Yeah, that address is perfectly valid for core.https_address, it’s just cluster.https_address which must be a specific, static address that should always be present on your system.

laney · July 7, 2020, 7:22pm

ah ok. For fun I tried deleting that configuration item from the database but it didn’t allow lxd to come back - I guess there’s something more required.

freeekanayaka · July 7, 2020, 7:45pm

Yeah, I tried that too and had issues indeed, I’ll need some more time to dig into that, will do it tomorrow.

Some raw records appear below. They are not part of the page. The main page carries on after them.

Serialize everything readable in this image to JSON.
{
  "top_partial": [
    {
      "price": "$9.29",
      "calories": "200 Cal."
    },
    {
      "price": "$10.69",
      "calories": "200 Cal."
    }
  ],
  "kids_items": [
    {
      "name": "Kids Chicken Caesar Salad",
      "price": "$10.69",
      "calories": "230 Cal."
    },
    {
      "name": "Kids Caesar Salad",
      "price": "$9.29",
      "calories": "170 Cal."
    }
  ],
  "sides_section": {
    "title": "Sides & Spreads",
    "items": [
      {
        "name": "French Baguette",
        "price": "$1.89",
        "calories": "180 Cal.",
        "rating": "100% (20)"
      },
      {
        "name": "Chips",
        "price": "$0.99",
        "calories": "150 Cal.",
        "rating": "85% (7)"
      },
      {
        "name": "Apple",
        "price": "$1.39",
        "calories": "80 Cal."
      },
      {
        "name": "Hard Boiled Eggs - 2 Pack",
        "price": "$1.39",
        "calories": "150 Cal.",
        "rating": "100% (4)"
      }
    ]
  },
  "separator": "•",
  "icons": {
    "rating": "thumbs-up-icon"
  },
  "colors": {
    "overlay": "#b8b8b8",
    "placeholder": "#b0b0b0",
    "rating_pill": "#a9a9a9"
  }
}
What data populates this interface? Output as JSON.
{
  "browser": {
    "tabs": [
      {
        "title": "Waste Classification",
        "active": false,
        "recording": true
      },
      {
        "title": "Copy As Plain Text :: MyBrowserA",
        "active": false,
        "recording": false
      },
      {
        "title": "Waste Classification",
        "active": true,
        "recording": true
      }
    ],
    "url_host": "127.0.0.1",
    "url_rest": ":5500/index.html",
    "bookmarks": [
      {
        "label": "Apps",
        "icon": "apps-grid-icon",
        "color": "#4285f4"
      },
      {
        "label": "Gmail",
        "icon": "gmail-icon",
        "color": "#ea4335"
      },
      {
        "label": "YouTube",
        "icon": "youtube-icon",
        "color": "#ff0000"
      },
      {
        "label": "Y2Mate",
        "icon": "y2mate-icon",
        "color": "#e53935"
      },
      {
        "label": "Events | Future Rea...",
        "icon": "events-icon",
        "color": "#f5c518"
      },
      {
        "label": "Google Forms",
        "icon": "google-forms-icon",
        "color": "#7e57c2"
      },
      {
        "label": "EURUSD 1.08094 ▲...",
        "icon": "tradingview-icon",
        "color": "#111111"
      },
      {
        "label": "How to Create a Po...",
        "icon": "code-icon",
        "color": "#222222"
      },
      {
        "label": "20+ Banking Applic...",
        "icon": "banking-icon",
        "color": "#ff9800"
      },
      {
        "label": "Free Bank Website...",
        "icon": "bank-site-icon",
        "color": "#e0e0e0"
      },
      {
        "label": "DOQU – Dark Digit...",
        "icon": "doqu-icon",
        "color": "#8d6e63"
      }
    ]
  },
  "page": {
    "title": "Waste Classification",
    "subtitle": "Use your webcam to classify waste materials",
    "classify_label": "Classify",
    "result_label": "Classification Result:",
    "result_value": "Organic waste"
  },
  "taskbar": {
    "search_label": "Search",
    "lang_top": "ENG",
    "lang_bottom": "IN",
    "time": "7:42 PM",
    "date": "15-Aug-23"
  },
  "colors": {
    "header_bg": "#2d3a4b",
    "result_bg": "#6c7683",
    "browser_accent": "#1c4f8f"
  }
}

freeekanayaka · July 8, 2020, 7:33am

Okay, I still don’t quite understand how your LXD ended up in this state, but in order to recover please stop the LXD process and create these two files under /var/snap/lxd/common/lxd/database:

patch.local.sql:

DELETE FROM config WHERE key='cluster.https_address';
DELETE FROM raft_nodes;

patch.global.sql:

UPDATE nodes SET name='none', address='0.0.0.0' WHERE id=1;

Then start again LXD.

freeekanayaka · July 8, 2020, 7:37am

My best guess is that for some reason at some point you have enabled clustering (either via lxd init for via lxd cluster enable) and before or after then the core.https_address config was set to '[::]:8443', and perhaps that was done at a time where we still had a bug around setting '[::]:8443' as core address when clustered.

laney · July 8, 2020, 8:17am

Great, thanks @freeekanayaka, this did indeed recover it!

If you initialise (or did) the cluster.https_address config item from core.https_address that sounds likely. I guess there’s potential for a defensive programming fixup to be applied here, rather than hanging forever.

freeekanayaka · July 8, 2020, 8:20am

Yeah, however I’m not entirely sure how that should look like, since there are subtle details that might vary from instance to instance and that might require small changes to the fix.

freeekanayaka · July 8, 2020, 8:21am

Or perhaps you mean bailing out if we detect [::] being used as cluster address.

laney · July 8, 2020, 9:02am

Yeah, since Stéphane said that one was illegal. Or since I was getitng an error from dqlite apparently, maybe that kind of thing could be detected and disable clustering in that case.